The name of the base system (platform): | Artificial intelligence (AI, Artificial intelligence, AI) |
Developers: | First Moscow State Medical University named after I.M. Sechenov (First Moscow State Medical University) |
Date of the premiere of the system: | 2025/02/27 |
Branches: | Pharmaceuticals, Medicine, Healthcare |
Technology: | BMS - Decision Support System |
The main articles are:
2025: Passing technical tests before registration
The Center for Neural Network Technologies of the Institute of Urology and Human Reproductive Health of Sechenov University has developed a system for supporting medical decision-making Sechenov.AI_nephro in the treatment of patients with neoplasms of kidney parenchyma. This was announced on February 27, 2025 by representatives of Sechenov University.
TheAccording to the company, the web platform automatically combines four phases of the patient's CT examination into a single three-dimensional image in just a few minutes. Work on the creation of the product was carried out in 2022.
A kidney tumor is one of the most common diseases faced by cancer doctors. About 20 years ago, a patient with this disease had no choice - only surgery to remove the kidney. But gradually, kidney resection began to enter clinical practice - surgery to remove the tumor with the preservation of the organ.
To plan for such surgery to reduce the risk of postoperative complications, the surgeon must know the exact location of the tumor and what anatomical structures it borders. It became clear that a 3D image is required, which will not only have a kidney tumor, but also the vessels that feed it, elements of the cup-pelvis system, veins and neighboring structures.
Since 2008, the Institute of Urology of Sechenov University began to use 3D modeling the pathological process in patients with neoplasms of kidney parenchyma. In manual mode, when a team of three specialists works: a urologist, a doctor radiation diagnostics and IT a specialist, the construction process took up to a day.

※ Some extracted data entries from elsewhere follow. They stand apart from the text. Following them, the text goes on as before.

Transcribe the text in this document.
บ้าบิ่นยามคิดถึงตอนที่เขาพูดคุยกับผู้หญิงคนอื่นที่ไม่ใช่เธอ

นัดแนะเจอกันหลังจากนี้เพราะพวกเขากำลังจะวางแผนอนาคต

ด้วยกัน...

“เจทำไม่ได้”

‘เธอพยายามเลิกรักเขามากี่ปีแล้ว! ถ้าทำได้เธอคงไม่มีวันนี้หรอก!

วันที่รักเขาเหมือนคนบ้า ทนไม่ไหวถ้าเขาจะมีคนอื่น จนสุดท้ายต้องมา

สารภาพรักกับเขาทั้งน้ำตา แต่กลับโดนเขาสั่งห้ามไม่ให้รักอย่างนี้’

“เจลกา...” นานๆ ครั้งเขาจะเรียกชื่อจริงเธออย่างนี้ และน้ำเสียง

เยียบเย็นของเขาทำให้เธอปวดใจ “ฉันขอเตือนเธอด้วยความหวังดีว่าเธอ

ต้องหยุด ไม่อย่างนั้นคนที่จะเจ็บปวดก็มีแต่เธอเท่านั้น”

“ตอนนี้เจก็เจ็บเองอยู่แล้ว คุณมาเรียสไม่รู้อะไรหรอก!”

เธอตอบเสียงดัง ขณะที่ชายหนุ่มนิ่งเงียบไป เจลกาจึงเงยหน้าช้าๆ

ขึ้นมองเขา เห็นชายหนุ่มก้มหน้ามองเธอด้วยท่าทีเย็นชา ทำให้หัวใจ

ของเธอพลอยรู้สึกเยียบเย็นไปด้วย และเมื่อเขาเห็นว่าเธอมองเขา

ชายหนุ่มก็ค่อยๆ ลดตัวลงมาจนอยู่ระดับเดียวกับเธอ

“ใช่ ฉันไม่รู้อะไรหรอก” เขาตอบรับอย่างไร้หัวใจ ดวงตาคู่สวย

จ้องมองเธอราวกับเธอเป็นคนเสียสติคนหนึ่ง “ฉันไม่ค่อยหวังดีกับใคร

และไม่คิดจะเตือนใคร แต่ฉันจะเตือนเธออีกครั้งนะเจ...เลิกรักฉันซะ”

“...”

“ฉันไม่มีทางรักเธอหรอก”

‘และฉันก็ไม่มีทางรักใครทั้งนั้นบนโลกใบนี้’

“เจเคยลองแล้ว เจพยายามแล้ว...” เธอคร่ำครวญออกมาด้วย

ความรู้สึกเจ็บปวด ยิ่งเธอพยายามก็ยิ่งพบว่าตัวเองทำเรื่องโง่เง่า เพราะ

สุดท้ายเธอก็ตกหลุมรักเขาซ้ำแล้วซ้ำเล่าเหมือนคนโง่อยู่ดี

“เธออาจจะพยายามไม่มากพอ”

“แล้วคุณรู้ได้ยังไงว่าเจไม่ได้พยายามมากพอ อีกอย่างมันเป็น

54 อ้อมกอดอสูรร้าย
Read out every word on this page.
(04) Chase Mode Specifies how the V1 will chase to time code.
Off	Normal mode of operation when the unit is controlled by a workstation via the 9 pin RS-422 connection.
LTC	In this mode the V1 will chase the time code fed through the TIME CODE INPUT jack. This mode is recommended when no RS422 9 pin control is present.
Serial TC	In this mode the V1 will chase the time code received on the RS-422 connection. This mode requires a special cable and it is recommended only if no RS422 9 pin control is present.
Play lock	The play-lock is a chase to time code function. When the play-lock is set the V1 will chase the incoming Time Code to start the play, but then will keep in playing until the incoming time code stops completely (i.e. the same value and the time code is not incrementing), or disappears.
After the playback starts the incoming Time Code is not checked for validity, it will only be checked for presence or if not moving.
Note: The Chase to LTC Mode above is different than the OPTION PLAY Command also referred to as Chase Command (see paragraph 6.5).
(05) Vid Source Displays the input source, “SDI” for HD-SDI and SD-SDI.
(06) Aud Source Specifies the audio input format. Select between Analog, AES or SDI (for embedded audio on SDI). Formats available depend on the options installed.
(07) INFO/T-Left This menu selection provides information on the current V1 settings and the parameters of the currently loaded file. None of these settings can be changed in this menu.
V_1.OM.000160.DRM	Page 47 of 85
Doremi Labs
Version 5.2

For February 2025, thanks to the automation of the system, image acquisition is a matter of several minutes. On the Sechenov.AI_nephro web resource, you need to create a patient card, download his CT examination in the interface and highlight the area of interest - tumors in the kidney area.
Before going to the server, this zone is cut out and sent for processing and already on the server side, the neural network distinguishes the necessary anatomical structures: arteries, veins, ureters, kidney parenchyma, tumor, cysts and creates an additional file with these "masks." After that, it is returned to the user and 3D construction is already carried out, with which you can work. Thanks to the 3D model, it is possible to assess the depth of the tumor immersion in the kidney, perform virtual resection on different planes and obtain other information important to the doctor. told Ivan Chernenky, leading software engineer at the Center for Neural Network Technologies, Sechenov University |
Thanks to the application of the preoperative planning program at the Institute of Urology and Human Reproductive Health, the structure of the operation has changed dramatically. If in the early 2000s kidney resection was no more than 20-30% of operations, then ten years later the number of such operations increased to 80-90%. Thus, thanks to the preoperative planning program, most patients are left with two functioning organs.
In the near future, the medical decision support system will Sechenov.AI_nephro be registered. For February 2025, the following options are available on the web platform: 3D modeling of the pathological process in patients with kidney parenchyma neoplasm, and the system can also build observation by a patient with kidney cysts and hydronephrosis.
The plans include training the web platform for digital biopsy, that is, it will be able to determine whether a patient has a benign or malignant tumor, and a digital puncture to recognize the type of tumor. By the end of 2025, we hope to implement this in the form of an alpha version of the program. told representatives of the university |
Also, the web platform can become useful for transplant doctors who are engaged in kidney transplantation. An agreement on cooperation in this area has already been signed with the Brest Clinical Hospital (Belarus).
Colleagues from Brest have accumulated significant experience in performing kidney transplantation. The proportion of disciplines that we plan to add to the platform is very important for transplant doctors, both at the planning stage in terms of functional state and at the postoperative stage to assess the functional state of the transplant. explained by Evgeny Sirota |
One of the directions of development of the innovative scientific school "Consortium of neural network systems of 3D modeling for preoperative planning" is the use of AI in the diagnosis of bladder cancer. After endoscopic reduction of the bladder tumor, patients need to be monitored every three months and submit the material for biopsy. But in the case of bladder cancer, the situation is complicated by the fact that it is very difficult to recognize, since bladder cancer is a disease of the bladder mucosa. And experts of the Center neural network technologies have hypothesized to segment the video sequence of endoscopic observations for subsequent training of AI to determine this type of cancer with high accuracy. Segmentation of the video sequence has already begun as of February 2025.
INSh "Consortium of Neural Network 3D Modeling Systems for Preoperative Planning" is implemented within the framework of the program strategic academic leadership "Priority-2030" and the strategic project "Network for the Development of Best Practices in Medicine, Science and Education."